Cependant, nous voulons dire que la Chine fait face à beaucoup de difficultés dans la prévention et le contrôle de la grippe aviaire hautement pathogène. 1. Il y a huit lignes de migration d'oiseaux sur terre dont trois en Chine. Le passage de ces oiseaux aurait pu créer une épidémie aviaire. 2. La Chine compte 14,232 milliards de volailles, soit 20,83 % du monde.

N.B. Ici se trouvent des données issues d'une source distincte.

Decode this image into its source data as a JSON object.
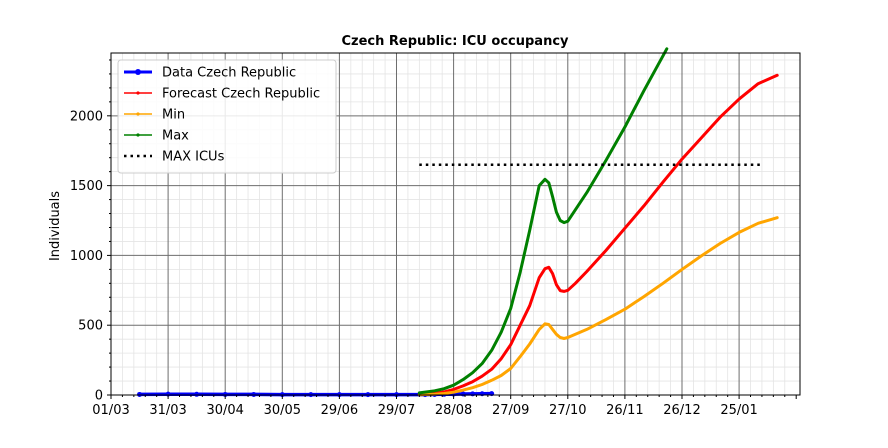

De ce fait, elle supporte un haut pourcentage d'apparition et de propagation de la grippe aviaire. 3. L'aviculture est dispersée dans les conditions défavorables, rendant difficile la prévention. C'est la raison pour laquelle la Chine soutient activement et se livre à promouvoir la coopération terrestre et régionale dans la lutte contre la grippe aviaire. En décembre 2005, à Kunming, dans la province du Yunnan, a eu lieu la Conférence ministérielle sur la coopération de prévention et de contrôle de la grippe aviaire en Asie ; en janvier 2006 a eu lieu à Beijing la Conférence internationale sur les fonds consacrés à prévenir et contrôler la grippe aviaire et humaine, organisée conjointement par le Conseil de l'Union européenne et la Banque mondiale sous les auspices de la Chine. On a offert, à cette occasion, 10 millions de USD pour soutenir la prévention et le contrôle de la grippe aviaire dans le monde. Par ailleurs, la Chine et les États-Unis ont conjointement organisé des discussions au sujet de la prévention et du contrôle de la grippe aviaire. La Chine a formé des techniciens et vétérinaires spécialisés pour les pays de l'ANASE, offert technique, vaccins, matériel et fonds au Vietnam, à la Thaïlande, à la Corée, à la Mongolie, à l'Indonésie, et aidé les pays voisins à déclencher le travail de prévention et contrôle de la grippe aviaire.